Interview with James Harwood

Influential High-School Music Teacher at Andover's Phillips Academy, MA

"I was the music teacher at Phillips Andover. He came to me playing flute, and I started him playing saxophone and clarinet. He never played much clarinet, though. His interest was music generally. He was a serious classical flute player, but when he started playing sax and I got him into the jazz ensemble, he just exploded with music. He loved the challenge of playing anything, and nothing held him back. He lived, ate, slept and breathed music, and he had friends like Arthur Kell whom he worked to surpassed.

His parents wanted him to be an academic, and had no interest in him becoming a musician. But he had ways of insulating himself. He dressed like nobody else, wearing loose-fitting white clothing. He also started wearing his hair long. And he'd practice all day. Nothing else made him happy.

I was his private teacher, and challenged him to go as far as he could go. There were a lot of talented people at that school like the director Peter Sellers, who had all kinds of interests. Tommy's interest was only in music. His parents would call, very concerned, but that's what he wanted to do.

He started advancing really fast, getting into all-state competitions and such. By the end of high school, his interest in classical music was gone. He learned a lot from playing classical music, to the point where he could eat the method books for breakfast. Fun for him was transposing Charlie Parker's solos into every key. And he was always trying to find out how to make new sounds. I started him on multiphonics and circular breathing he just soaked it up.

Tommy always lived on the edge, because his soul was searching for something he could never find. Staying up all night to practice, or to listen to a bunch of Charlie Parker recordings, were just things he would do, without considering that there might be other consequences. People from other academic departments--Tommy wasn't interested, but for music rehearsals he was always involved. When someone is that devoted, you just have to let them go their way. If you sat someone like Tommy down today and tell them they HAD to study American history, they wouldn't be able to do it, and would be labeled ADD.

I went off to another life, and managed artists around the world. Tommy was one of my most talented students. He went off to the Hartt School, and his parents were still worried that he would just become an eccentric musician. Well, he did; but they started seeing that his search was to be an artist, and they let it go. I didn't get along with his parents well, because I was his music teacher. They did come to most of his performances, though.
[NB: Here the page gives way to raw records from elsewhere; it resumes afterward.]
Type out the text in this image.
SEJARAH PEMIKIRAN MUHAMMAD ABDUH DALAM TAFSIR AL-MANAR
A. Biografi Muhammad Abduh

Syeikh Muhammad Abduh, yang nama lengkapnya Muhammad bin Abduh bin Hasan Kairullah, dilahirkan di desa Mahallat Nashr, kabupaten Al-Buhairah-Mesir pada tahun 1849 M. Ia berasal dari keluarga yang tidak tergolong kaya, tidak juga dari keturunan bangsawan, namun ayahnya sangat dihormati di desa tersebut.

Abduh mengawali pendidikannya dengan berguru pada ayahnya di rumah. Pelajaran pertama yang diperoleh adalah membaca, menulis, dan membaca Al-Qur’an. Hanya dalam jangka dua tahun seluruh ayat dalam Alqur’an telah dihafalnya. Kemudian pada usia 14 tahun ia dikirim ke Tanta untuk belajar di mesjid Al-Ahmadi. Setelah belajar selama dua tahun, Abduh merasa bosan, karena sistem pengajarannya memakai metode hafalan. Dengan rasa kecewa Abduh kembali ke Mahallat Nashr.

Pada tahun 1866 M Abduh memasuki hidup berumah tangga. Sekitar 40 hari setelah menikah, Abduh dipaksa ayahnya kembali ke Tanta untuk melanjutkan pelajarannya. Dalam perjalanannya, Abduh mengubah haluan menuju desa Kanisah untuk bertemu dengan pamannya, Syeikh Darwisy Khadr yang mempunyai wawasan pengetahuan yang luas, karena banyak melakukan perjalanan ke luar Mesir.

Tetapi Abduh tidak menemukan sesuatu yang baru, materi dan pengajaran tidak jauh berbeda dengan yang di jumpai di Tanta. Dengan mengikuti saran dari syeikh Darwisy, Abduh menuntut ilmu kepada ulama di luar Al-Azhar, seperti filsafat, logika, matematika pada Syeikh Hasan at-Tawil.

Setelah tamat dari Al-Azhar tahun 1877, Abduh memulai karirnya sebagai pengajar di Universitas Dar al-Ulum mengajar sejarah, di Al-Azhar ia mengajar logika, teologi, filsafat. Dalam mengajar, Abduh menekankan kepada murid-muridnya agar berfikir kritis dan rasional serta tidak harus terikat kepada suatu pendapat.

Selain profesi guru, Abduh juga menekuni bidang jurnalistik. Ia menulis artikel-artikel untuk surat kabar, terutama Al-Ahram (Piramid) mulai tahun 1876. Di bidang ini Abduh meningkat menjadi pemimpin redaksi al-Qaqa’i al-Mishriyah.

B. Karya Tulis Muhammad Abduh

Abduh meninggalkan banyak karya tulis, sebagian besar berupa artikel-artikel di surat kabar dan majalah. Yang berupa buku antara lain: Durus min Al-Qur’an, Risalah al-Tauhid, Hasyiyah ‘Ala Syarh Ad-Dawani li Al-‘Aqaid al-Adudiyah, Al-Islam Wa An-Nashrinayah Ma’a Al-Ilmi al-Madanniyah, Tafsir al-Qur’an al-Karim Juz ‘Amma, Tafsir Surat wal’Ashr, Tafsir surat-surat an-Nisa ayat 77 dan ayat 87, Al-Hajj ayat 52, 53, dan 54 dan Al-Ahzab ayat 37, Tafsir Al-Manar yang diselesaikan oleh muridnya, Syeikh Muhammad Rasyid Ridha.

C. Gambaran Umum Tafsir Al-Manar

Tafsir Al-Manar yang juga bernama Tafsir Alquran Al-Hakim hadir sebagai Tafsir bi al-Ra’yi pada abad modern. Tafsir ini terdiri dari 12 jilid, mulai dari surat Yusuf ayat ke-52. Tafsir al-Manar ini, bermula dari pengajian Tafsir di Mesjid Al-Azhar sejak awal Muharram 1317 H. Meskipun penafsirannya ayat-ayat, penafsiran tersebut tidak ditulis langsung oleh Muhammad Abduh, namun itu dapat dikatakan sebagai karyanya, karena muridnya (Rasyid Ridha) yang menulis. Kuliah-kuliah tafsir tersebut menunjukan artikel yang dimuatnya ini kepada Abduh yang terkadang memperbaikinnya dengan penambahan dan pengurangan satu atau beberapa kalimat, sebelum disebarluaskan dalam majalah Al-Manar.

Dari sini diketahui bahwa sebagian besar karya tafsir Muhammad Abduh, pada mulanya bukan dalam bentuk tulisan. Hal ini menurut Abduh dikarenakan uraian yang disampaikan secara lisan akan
He and I had some conversations when he was 14 or 15, because he saw that he should pay more attention to his other classes; but you could see that it wasn't going to happen.

He had an entrepreneurial spirit about him, too. He wanted to make art work.

He was obsessed with sound. He would look for anything that would make a new sound, from a piece of pipe to a new multiphonic on his horn. And, like many great artists, he loved to mix the old and the new. He'd take familiar sounds and make them unique, or play two sounds at once. And he never wanted to sound academic. He wanted to create an organic sound. Classical purity wasn't his bag. If the composers were alive, they probably would have prefereed Tommy's way, anyway.

I would play duets with him, and because I was better technically, I would play them faster. He'd come back the next week and nail it. He loved the challenge of being better. There was no ego involved; all he wanted to do was make great music.

He was so good, he was a freak of nature; but he was such a great guy that he never burned the other musicians who couldn t keep up. Tommy never did that."